Simple dev environment for running scrapy spiders in a shell

Primary LanguagePython

Build

docker build -t theshowthing/scrapy-dev .

Run

Run as an interactive shell/environment that includes files from your present working directory:

docker run -it --rm -v $(pwd):/code -w /code -e "SUBMIT_SHOWBILLS=0" -e "PYTHONDONTWRITEBYTECODE=1" theshowthing/scrapy-dev bash

or, on Windows 10 in Powershell:

docker run -it --rm -v ${PWD}:/code -w /code -e "SUBMIT_SHOWBILLS=0" -e "PYTHONDONTWRITEBYTECODE=1" theshowthing/scrapy-dev bash

  • -it gives you an interactive terminal in the commandline
  • --rm stops/removes the docker container after you exit it
  • -w sets working directory for container
  • -v creates a volume for the container (sets /code in the container to whatever is in your present working dir)
  • -e "SUBMIT_SHOWBILLS=0" sets an environment variable used by the Spiders repo. If set to 0 then no showbills will be submitted to Engine
  • -e "PYTHONDONTWRITEBYTECODE=1" sets an environment variable used by Python. This prevents it from generating .pyc files (which can get in the way of development)
  • tst/scrapy-dev is the label of the docker image we are running
  • bash is the bash shell, used for executing commands :)

Useful Dev commands once you're in

scrapy parse http://first-avenue.com/event/2016/07/transmission-princetribute -c parse_show --pipelines

This runs a particular URL through scrapy (it attempts to auto-detect which spider to run).
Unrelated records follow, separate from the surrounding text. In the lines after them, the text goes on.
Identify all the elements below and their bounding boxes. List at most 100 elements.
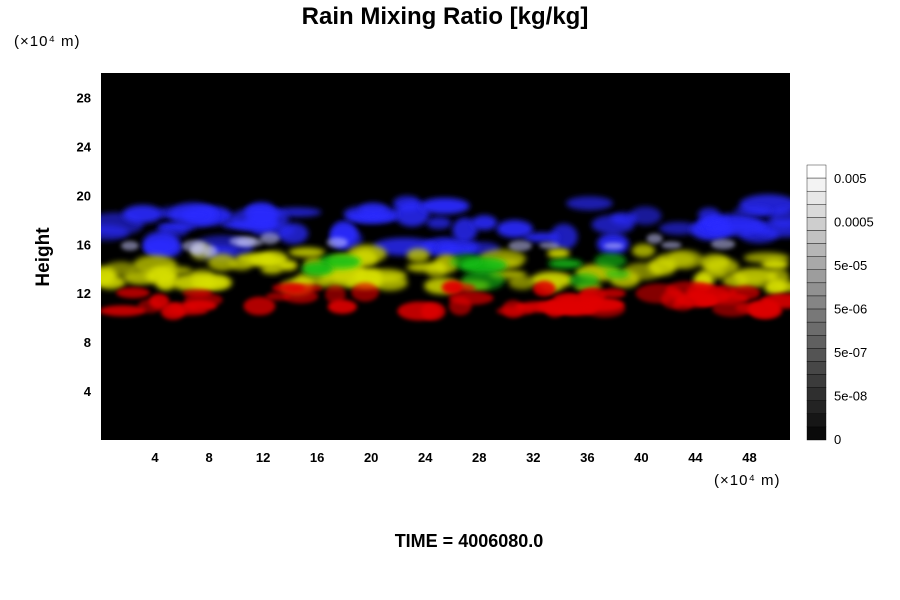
rain-cell [646,233,663,244]
colorbar-swatch [806,190,827,205]
x-tick-label: 16 [310,450,324,465]
rain-field [101,194,790,321]
rain-cell [704,258,740,276]
rain-cell [182,289,213,298]
rain-cell [523,232,560,242]
rain-cell [550,223,578,250]
rain-cell [325,285,346,304]
y-axis: 4 8 12 16 20 24 28 [77,90,92,399]
rain-cell [547,296,590,314]
rain-cell [420,302,446,321]
rain-cell [181,240,207,252]
rain-cell [288,247,326,258]
rain-cell [533,280,556,297]
rain-cell [747,299,781,319]
colorbar-swatch [806,308,827,323]
rain-cell [436,243,475,255]
rain-cell [243,296,276,316]
rain-cell [406,248,430,263]
colorbar: 0.005 0.0005 5e-05 5e-06 5e-07 5e-08 0 [806,164,874,447]
rain-cell [722,273,748,288]
colorbar-swatch [806,361,827,375]
rain-cell [260,264,283,275]
colorbar-swatch [806,426,827,441]
rain-cell [120,241,139,251]
x-tick-label: 24 [418,450,433,465]
x-tick-label: 36 [580,450,594,465]
rain-cell [272,282,305,294]
rain-cell [594,253,627,269]
y-axis-unit: (×10⁴ m) [14,33,81,50]
colorbar-swatch [806,321,827,336]
colorbar-swatch [806,177,827,192]
colorbar-swatch [806,217,827,231]
colorbar-swatch [806,282,827,297]
rain-cell [122,205,163,224]
rain-cell [189,274,233,291]
x-tick-label: 12 [256,450,270,465]
rain-cell [629,206,662,226]
rain-cell [452,217,478,242]
rain-cell [661,241,682,249]
rain-cell [448,291,494,305]
x-tick-label: 4 [151,450,159,465]
rain-cell [508,275,536,290]
rain-cell [591,215,635,235]
colorbar-swatch [806,243,827,257]
rain-cell [236,237,263,247]
rain-cell [577,291,600,303]
rain-cell [101,305,146,317]
rain-cell [277,260,298,271]
rain-cell [142,231,180,256]
y-tick-label: 8 [84,335,91,350]
colorbar-swatch [806,335,827,349]
x-tick-label: 32 [526,450,540,465]
rain-cell [207,253,236,272]
rain-cell [710,239,736,250]
y-tick-label: 16 [77,237,91,252]
rain-cell [301,262,334,276]
rain-cell [566,196,613,211]
rain-cell [471,215,498,231]
rain-cell [709,220,768,237]
rain-cell [229,258,254,271]
x-axis-unit: (×10⁴ m) [714,472,781,489]
rain-cell [599,288,626,299]
rain-cell [761,258,789,270]
colorbar-swatch [806,164,827,179]
rain-cell [656,252,697,268]
rain-cell [359,202,388,217]
rain-cell [265,292,290,301]
x-tick-label: 20 [364,450,378,465]
colorbar-label: 5e-05 [834,258,867,273]
x-tick-label: 48 [742,450,756,465]
rain-cell [351,282,379,302]
rain-cell [406,262,446,272]
rain-cell [101,266,117,285]
x-tick-label: 8 [205,450,212,465]
colorbar-swatch [806,204,827,218]
colorbar-swatch [806,269,827,284]
rain-cell [371,275,408,291]
colorbar-label: 5e-07 [834,345,867,360]
rain-cell [733,206,772,216]
rain-cell [672,298,693,311]
rain-cell [149,293,170,309]
rain-cell [569,272,599,288]
colorbar-label: 0 [834,432,841,447]
x-tick-label: 44 [688,450,703,465]
rain-cell [260,232,280,245]
colorbar-swatch [806,295,827,310]
rain-cell [247,254,286,267]
rain-cell [496,220,533,238]
rain-cell [770,208,790,229]
rain-cell [583,300,626,318]
x-axis: 4 8 12 16 20 24 28 32 36 40 44 48 [151,450,756,465]
rain-cell [170,202,217,228]
rain-cell [659,221,699,235]
rain-cell [326,237,348,248]
rain-cell [728,285,761,301]
colorbar-swatch [806,256,827,270]
y-tick-label: 12 [77,286,91,301]
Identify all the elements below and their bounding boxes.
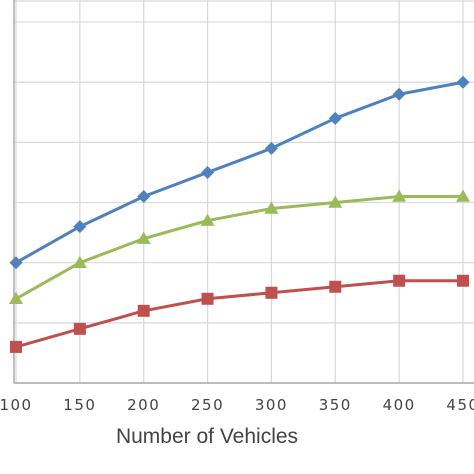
data-point — [328, 195, 343, 208]
series-diamond — [9, 75, 470, 270]
series-group — [9, 75, 470, 353]
x-tick-labels: 100 150 200 250 300 350 400 450 — [0, 396, 474, 414]
data-point — [9, 256, 23, 270]
data-point — [456, 75, 470, 89]
x-tick-label: 300 — [255, 396, 288, 414]
data-point — [329, 280, 342, 293]
x-tick-label: 100 — [0, 396, 33, 414]
axis-lines — [13, 0, 474, 384]
series-line — [15, 80, 464, 264]
x-axis-title: Number of Vehicles — [116, 425, 298, 448]
x-tick-label: 350 — [319, 396, 352, 414]
data-point — [457, 274, 469, 287]
data-point — [264, 141, 278, 155]
data-point — [264, 201, 279, 214]
series-square — [10, 274, 469, 353]
series-line — [15, 195, 463, 301]
data-point — [456, 189, 470, 202]
data-point — [200, 213, 215, 226]
data-point — [328, 111, 342, 125]
data-point — [9, 291, 23, 305]
data-point — [10, 340, 22, 353]
x-tick-label: 450 — [446, 396, 474, 414]
gridlines — [14, 0, 474, 383]
data-point — [392, 189, 407, 202]
data-point — [73, 220, 87, 234]
data-point — [137, 304, 150, 317]
data-point — [73, 322, 86, 335]
x-tick-label: 200 — [127, 396, 160, 414]
series-line — [15, 279, 463, 349]
data-point — [72, 255, 87, 268]
data-point — [137, 190, 151, 204]
x-tick-label: 250 — [191, 396, 224, 414]
x-tick-label: 150 — [63, 396, 96, 414]
data-point — [392, 87, 406, 101]
data-point — [265, 286, 278, 299]
x-tick-label: 400 — [383, 396, 416, 414]
data-point — [201, 292, 214, 305]
series-triangle — [9, 189, 470, 305]
data-point — [393, 274, 406, 287]
data-point — [136, 231, 151, 244]
data-point — [201, 165, 215, 179]
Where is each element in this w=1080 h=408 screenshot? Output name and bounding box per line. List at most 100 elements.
In this case the -c argument is used to tell it specifically which function to use on the spider (since this is a multiple-level spider and we are feeding it a lower level URL). --pipelines is used to tell it to run the resulting items through the pipelines, so we can see logged JSON content etc.. or optionally send it as a test case to Engine depending on environment variable SUBMIT_SHOWBILLS as described above.

scrapy crawl firstave

This runs the specified spider (here, firstave, as defined in firstave.py in the Spiders repo) including pipelines.

scrapy shell http://first-avenue.com/event/2016/07/transmission-princetribute

Opens up the scrapy shell. You can run commands like response.css('div.whatever::text').extract() in the shell and immediately see what is returned. Very useful for figuring out proper selectors and transformations during development.

scrapy runspider stackoverflow_spider.py -o top-stackoverflow-questions.json

This is just a simple example spider included with this container, to verify that scrapy itself is working.